I am on a mission to explore open source and I am learning how to teach it so I can incorporate it in my software engineering senior design project in Spring 2017. This is an account of some of my activities while exploring and learning.
FOSS Field Trip
Part 1 - Exploring SourceForge
One of the best known of these FOSS project hosting sites is Source Forge (http://sorceforge.net/). I explored projects in SourceForge to gain an understanding of the key characteristics of a FOSS project.
I used the Search feature in the center of the screen to view applications in the area of
"Mountains" because I am a mountain addict.
There were 19 projects in this category?
Five different programming languages are used to write software in this category.
The top two programming languages used to write programs in this category are C++ and Lua, and there were only 3 other programs in other languages.
The meaning the different statuses of an open source project is the following:
Inactive - "no longer actively maintained"
Mature - "well established"
Production/Stable - "ready to promote for wide use"
Beta - "ready for rigorous wide user testing"
Alpha - "test phase by general users, unstable, preliminary release"
Pre-Alpha - "not ready for public, under development"
Planning - "under planning"
Comparing two projects in this category that have two different statuses did not give me a whole lot of choice because most of the projects were rather inactive, but some more than others :)
Project that was the most used was called "Fracplanet" according to the number of downloads (22 last week).
Fracplanet is an interactive application to generate and view random fractal planets and terrain with oceans, mountains, icecaps and rivers, then export them to POV-Ray format or Blender.
The programming language the project is written in is C++ with Qt and OpenGL.
The people who are likely to use the project are 3D modelers, which I take from the categories provided in the description and in the reviews.
The most recent change made to the project was in April 2016.
The project is not very active according to the code repository updates.
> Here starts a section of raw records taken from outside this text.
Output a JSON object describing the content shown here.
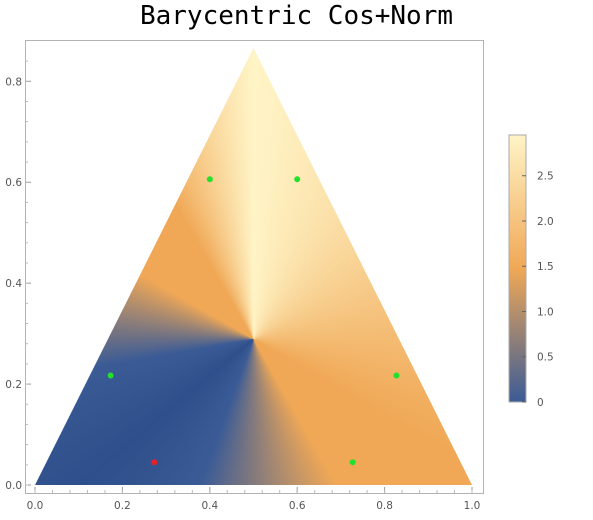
{
  "chart_data": {
    "type": "heatmap",
    "title": "Barycentric Cos+Norm",
    "xlabel": "",
    "ylabel": "",
    "xlim": [
      0.0,
      1.0
    ],
    "ylim": [
      0.0,
      0.866
    ],
    "x_ticks": [
      "0.0",
      "0.2",
      "0.4",
      "0.6",
      "0.8",
      "1.0"
    ],
    "y_ticks": [
      "0.0",
      "0.2",
      "0.4",
      "0.6",
      "0.8"
    ],
    "triangle": {
      "vertices": [
        [
          0.0,
          0.0
        ],
        [
          1.0,
          0.0
        ],
        [
          0.5,
          0.866
        ]
      ]
    },
    "angle_center": [
      0.5,
      0.289
    ],
    "colorbar": {
      "min": 0,
      "max": 2.95,
      "ticks": [
        "0",
        "0.5",
        "1.0",
        "1.5",
        "2.0",
        "2.5"
      ],
      "stops": [
        "#3b5b96",
        "#f0a856",
        "#fff4c6"
      ]
    },
    "points": [
      {
        "x": 0.273,
        "y": 0.045,
        "color": "#e5212b"
      },
      {
        "x": 0.727,
        "y": 0.045,
        "color": "#22e02c"
      },
      {
        "x": 0.173,
        "y": 0.217,
        "color": "#22e02c"
      },
      {
        "x": 0.827,
        "y": 0.217,
        "color": "#22e02c"
      },
      {
        "x": 0.4,
        "y": 0.606,
        "color": "#22e02c"
      },
      {
        "x": 0.6,
        "y": 0.606,
        "color": "#22e02c"
      }
    ]
  }
}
Furthermore, it has only one committer.
I wouldn't use the project unless it is for a one-time need and fits me well enough, because it is not active enough with one contributor, even though somewhat recently updated.
Part 2 - OpenHub
In this activity, I used OpenHub to gather information about a Humanitarian Free and Open Source project named OpenMRS (https://www.openhub.net/).
For the OpenMRS Core project, I identified when the data in OpenHub was last analyzed and the last commit date. It was analyzed 25 days for the 3 months ago committed code; 2 months ago was the last code pull but no commit.
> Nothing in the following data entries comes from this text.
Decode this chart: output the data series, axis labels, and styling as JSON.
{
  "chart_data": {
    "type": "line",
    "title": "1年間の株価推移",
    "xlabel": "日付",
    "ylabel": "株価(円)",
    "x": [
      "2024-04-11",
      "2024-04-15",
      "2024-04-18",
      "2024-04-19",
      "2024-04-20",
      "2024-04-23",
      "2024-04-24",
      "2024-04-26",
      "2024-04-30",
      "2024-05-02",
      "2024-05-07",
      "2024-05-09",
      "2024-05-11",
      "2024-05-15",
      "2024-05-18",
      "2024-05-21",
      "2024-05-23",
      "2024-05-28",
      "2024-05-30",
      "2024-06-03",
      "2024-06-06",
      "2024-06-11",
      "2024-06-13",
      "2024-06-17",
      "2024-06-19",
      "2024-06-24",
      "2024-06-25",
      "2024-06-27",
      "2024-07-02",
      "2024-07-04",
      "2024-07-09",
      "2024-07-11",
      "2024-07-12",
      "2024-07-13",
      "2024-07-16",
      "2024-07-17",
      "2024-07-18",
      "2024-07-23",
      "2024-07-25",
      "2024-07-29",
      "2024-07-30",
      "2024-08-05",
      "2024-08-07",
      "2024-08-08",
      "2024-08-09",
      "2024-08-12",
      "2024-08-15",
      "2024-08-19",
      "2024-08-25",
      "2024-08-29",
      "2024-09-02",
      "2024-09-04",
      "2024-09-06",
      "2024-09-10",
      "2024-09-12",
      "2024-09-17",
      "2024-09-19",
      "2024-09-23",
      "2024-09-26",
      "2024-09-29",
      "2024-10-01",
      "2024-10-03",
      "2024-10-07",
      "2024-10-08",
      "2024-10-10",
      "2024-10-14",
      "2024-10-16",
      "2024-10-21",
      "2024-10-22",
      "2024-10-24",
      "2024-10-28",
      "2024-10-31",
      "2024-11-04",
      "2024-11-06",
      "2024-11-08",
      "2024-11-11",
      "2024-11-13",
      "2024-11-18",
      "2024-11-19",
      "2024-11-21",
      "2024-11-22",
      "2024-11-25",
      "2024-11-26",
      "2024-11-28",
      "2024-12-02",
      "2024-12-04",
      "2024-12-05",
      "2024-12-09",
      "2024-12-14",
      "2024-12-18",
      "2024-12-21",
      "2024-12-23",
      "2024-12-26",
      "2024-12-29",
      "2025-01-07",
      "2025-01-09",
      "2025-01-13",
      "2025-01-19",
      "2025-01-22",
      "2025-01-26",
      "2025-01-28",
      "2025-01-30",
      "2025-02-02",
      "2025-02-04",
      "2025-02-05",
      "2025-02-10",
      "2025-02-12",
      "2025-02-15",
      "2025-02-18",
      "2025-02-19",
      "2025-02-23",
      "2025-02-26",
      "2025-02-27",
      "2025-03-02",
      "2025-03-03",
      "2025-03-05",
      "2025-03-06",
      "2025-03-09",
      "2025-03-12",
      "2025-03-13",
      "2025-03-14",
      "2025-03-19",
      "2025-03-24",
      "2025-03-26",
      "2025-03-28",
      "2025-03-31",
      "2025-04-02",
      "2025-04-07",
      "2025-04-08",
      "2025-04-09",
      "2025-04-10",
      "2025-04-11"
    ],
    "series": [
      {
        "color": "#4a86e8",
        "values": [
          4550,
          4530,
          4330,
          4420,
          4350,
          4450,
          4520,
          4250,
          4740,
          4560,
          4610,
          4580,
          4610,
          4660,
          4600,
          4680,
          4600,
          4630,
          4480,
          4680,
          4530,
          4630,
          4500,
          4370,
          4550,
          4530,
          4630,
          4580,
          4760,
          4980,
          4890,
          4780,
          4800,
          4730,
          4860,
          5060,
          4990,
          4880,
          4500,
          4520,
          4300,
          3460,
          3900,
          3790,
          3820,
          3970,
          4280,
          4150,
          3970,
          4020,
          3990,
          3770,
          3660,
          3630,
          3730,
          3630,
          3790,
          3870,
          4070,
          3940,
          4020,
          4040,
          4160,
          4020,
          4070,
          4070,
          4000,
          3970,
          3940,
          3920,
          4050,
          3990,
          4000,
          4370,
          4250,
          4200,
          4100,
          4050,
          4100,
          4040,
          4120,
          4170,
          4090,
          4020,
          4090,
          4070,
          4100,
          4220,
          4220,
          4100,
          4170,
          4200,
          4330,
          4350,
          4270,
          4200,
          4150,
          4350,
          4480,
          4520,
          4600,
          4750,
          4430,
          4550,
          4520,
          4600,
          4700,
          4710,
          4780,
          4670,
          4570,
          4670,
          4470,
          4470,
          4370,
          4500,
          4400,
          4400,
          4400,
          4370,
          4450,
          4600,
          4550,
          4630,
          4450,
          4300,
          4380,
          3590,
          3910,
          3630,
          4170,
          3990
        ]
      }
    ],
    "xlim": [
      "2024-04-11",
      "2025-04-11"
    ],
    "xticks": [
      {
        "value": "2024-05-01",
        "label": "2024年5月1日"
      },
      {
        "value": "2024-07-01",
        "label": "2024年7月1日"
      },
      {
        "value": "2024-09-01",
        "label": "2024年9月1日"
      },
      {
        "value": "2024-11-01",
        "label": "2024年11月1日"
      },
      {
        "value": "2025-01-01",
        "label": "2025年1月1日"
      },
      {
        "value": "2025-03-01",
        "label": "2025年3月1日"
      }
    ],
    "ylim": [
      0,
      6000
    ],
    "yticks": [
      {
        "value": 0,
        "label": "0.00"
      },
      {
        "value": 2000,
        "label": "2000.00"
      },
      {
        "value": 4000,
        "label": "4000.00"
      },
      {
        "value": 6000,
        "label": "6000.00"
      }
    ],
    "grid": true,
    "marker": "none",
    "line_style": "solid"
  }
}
The main programming language used in OpenMRS Core is Java.
The lines of code of OpenMRS Core are 3,739,232 lines of code.
OpenMRS is written in 15 languages and the second highest number of lines of code is in JavaScript.
Of the programming languages used in OpenMRS, the language that has the highest comment ratio is Java.
The average number of contributors in the last 12 months was about 15.
The Top Contributors have been involved in the project for 3-5 years.
The average number of commits over the past 12 months was about 40 per month, so a little more than one per day.